From lending a hand at a nearby food pantry to spending a few hours a week at a local school, volunteerism is part of American culture. Whether you’re a J-1 Visa participant or just an international guest, here’s a guide on how to get involved and volunteer during your time in the United States.
1) Ask around
The individuals around you are often the best source of knowledge regarding where to volunteer within the community. Because volunteering has become a part of American culture, colleagues and community members can often give you recommendations for where you can donate your time. Asking those who are around you is a great way to learn about all different types of organizations that are active in your community.
2) Browse the leading websites
There are a number of websites where you are can search for volunteer opportunities by location and by activity. Here are a few websites to help you start your search:
Need more ideas? Check out local food pantries, human societies/animal rescue shelters, national parks, Habitat for Humanity, local schools, libraries, museums, political campaigns, retirement homes, or youth organizations such as Boy Scouts, Girl Scouts, and local YMCAs.
3) Give a presentation at your local school
One way we encourage our J-1 participants to volunteer in the community is by sharing their culture with local students. There are many ways to speak with groups of students, whether in a school or at a local organization. If you’re in Washington, D.C., consider reaching out to the Embassy Adoption Program.
4) Participate in International Education Week
While there are many opportunities to give presentations at schools, International Education Week is perhaps the best time to get involved.
During this annual event, we ask our J-1 visa participants to give back by sharing their culture with local students. This year, many were surprised at what they saw.
“The most surprising thing was young students’ active participation. Korean students are quite quiet and passive, and thus, I didn’t expect a high level of voluntary curiosity about the new country they were learning. So I am really impressed.” – Dohyun Gwon, Korea West (South Korea).
Our participants were given the opportunity to visit local elementary and middle schools in Washington, D.C. and New York. When they were asked to describe their experience in one-word participants said that it was “vivid,” “inspiring,” “unforgettable,” and “amazing.”
Having these events helps increase cultural awareness and connect lives. When J-1 exchange participants visit schools it helps to make the “experience authentic and more real to students” and allow students “to be exposed to people, ideas, and events that are happening around the world,” said Kate Alwon Brenner, a teacher at Jefferson Academy.
Volunteering and sharing your culture with students is not only a great way for them to learn about you, but also for you to experience what American education is like in the United States. One of our participants, Zineb Slam from Morocco, commented that she had “always thought that children in the United States only knew about their culture, and were not that opened to the world.” “But I was wrong,” said Zineb.
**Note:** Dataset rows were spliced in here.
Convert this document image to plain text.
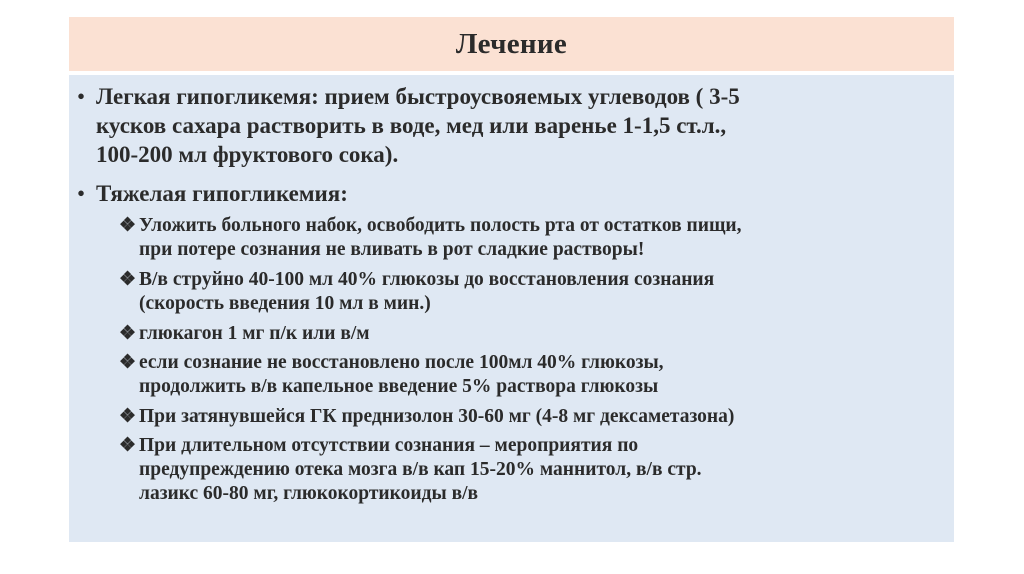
Лечение
• Легкая гипогликемя: прием быстроусвояемых углеводов ( 3-5
кусков сахара растворить в воде, мед или варенье 1-1,5 ст.л.,
100-200 мл фруктового сока).
• Тяжелая гипогликемия:
❖ Уложить больного набок, освободить полость рта от остатков пищи,
при потере сознания не вливать в рот сладкие растворы!
❖ В/в струйно 40-100 мл 40% глюкозы до восстановления сознания
(скорость введения 10 мл в мин.)
❖ глюкагон 1 мг п/к или в/м
❖ если сознание не восстановлено после 100мл 40% глюкозы,
продолжить в/в капельное введение 5% раствора глюкозы
❖ При затянувшейся ГК преднизолон 30-60 мг (4-8 мг дексаметазона)
❖ При длительном отсутствии сознания – мероприятия по
предупреждению отека мозга в/в кап 15-20% маннитол, в/в стр.
лазикс 60-80 мг, глюкокортикоиды в/в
Five Tips for Creating a School Presentation
- Introduce yourself in your native language and in English: Show photos of your country such as a map, pictures from the capital, or what houses look like. Share photos of your friends, family, and pets.
- Share basic information about your home country: Include some fun facts and make the presentations interactive with images, videos, and other visual aids.
- Share your experience as an exchange visitor in the United States: Tell a funny experience you had during your exchange that highlights cultural differences. How has your exchange experience impacted your life? How has it shaped your plans and goals for the future?
- Describe a holiday celebration or a unique cultural ritual in your home country and its importance: Students love to hear about cultural differences between the United States and other countries. Discuss topics such as different rituals you have for holidays, different foods that you eat, and the different types of clothing that you wear.
- Keep it interactive and age appropriate: Bring in some food from your home country or share your favorite recipe for the students to try out at home. Bring in your national flag to show the students. You can keep them engaged by playing a game or planning an activity. Remember to keep the topics lively and fun!
5) Attend a career day
Many American schools have career days or career weeks during which they invite visitors to come speak to students about their career paths and jobs. This is a great opportunity to share your experience and discuss the importance of international exchange.
6) Volunteer on J-Day
J-Day occurs every year in coordination with the Alliance for International Exchange. This day encourages J-1 exchange participants to get out in their community and give back by participating in service projects such as packing meals, cleaning parks, and other volunteer opportunities.
— Cultural Vistas (@CulturalVistas) August 3, 2015
7) Help the environment on Earth Day & Arbor Day
Both Earth Day and Arbor Day bring volunteers together to help plant trees, pull ivy, clean parks, and other activities that help give back to the environment. Check out the Arbor Day Foundation website to find out more about getting involved. Both Arbor Day and Earth Day occur during the month of April.
8) Support your community MLK Day
Martin Luther King Jr. Day of Service, more commonly referred to as MLK day, commemorates the birthday of the civil rights leader Martin Luther King Jr. This holiday occurs the 3rd Monday in January. Every MLK day, schools and organizations organize a day of service to volunteer in the community. Find a place to serve on MLK day this year, January 18th, on the service day’s official website.